BÜLENT KUŞOĞLU (Ankara) - Abdullah Bey, bunlara cevap veririm ama siz bana cevap verin: Ya, Merkez Bankası gibi bir kurumu, bütün dünyada bu işleri yapan bir kurumu kapatıyorsunuz yani şu anda işlevini yitirmiş vaziyette. Kur doğru tespit edilmiş değil, kur da yanlış; herkes tarafından biliniyor. Merkez Bankasının tespit ettiği politika faizi hiçbir işe yaramıyor, bunu da iktidar zaten söylüyor. Merkez Bankasını devre dışı bırakıyorsunuz, "Burada Fiyat İstikrarı Komitesi kuracağız." diyorsunuz. Anayasa Mahkemesi bunu iptal ediyor, yine getiriyorsunuz. Bunu anlamak mümkün müdür?

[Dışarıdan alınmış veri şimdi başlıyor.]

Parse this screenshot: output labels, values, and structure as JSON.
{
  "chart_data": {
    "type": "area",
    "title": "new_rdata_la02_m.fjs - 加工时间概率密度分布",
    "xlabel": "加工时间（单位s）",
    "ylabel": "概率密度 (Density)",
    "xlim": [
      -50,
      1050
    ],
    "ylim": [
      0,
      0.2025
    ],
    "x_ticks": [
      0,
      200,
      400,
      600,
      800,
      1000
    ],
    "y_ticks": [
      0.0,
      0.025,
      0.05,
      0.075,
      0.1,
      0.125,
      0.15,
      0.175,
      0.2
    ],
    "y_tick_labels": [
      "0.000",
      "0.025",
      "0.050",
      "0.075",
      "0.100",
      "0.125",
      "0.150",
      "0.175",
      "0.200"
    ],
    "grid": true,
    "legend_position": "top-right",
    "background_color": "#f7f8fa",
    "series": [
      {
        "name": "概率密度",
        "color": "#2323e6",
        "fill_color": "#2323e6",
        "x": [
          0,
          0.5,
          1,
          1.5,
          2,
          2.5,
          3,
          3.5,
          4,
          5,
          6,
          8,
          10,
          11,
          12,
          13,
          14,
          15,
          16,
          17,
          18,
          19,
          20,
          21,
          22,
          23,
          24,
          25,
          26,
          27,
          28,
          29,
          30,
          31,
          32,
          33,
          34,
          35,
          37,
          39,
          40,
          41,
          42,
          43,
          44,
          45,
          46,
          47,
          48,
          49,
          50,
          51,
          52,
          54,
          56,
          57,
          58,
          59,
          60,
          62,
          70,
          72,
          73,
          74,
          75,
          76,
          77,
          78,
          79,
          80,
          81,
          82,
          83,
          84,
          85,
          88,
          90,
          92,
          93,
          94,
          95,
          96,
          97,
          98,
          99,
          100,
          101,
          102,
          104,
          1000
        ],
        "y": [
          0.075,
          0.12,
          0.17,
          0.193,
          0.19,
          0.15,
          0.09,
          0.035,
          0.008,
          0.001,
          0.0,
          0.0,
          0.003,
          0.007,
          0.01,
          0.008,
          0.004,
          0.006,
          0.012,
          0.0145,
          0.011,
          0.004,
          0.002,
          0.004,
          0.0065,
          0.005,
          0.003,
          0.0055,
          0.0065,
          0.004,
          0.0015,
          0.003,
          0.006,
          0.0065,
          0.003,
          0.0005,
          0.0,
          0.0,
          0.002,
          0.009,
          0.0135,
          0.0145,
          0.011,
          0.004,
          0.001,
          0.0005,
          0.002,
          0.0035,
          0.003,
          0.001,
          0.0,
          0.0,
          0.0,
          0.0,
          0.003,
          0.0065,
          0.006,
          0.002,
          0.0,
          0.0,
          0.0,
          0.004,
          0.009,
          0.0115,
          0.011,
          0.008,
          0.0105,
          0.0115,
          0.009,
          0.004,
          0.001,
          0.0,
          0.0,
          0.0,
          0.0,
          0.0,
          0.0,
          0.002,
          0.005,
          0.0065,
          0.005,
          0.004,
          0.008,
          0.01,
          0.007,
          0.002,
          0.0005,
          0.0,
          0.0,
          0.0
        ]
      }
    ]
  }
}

Ayrıca TMSF'yle ilgili olarak, anlıyorum, arkadaşlar iyi niyetle yapıyor olabilirler ama muvazaayla ilgili, bir muvazaalı işlemin ne olduğunu mahkeme tespit eder. Diyor ki: "Ben tespit edeceğim, sonra mahkemeye gitsin." "Ya, idare tespiti yapar, sonra mahkemeye git." Olur mu? Siz hukukçusunuz; bu, hukuka çok temel olarak aykırı bir durumdur. Yani bunu nasıl yapabiliriz, nasıl böyle bir talepte bulunabiliriz? "Ben muvazaalı işlem tespitini yapacağım, ondan sonra gitsin mahkemede hakkını arasın. Ben bu arada işlemleri yapmaya devam edeceğim." diyor; olmaz bunlar.

BAŞKAN CEVDET YILMAZ - Abdullah Bey, bunları not edelim; size söz vereceğim, topluca cevaplandırırsınız.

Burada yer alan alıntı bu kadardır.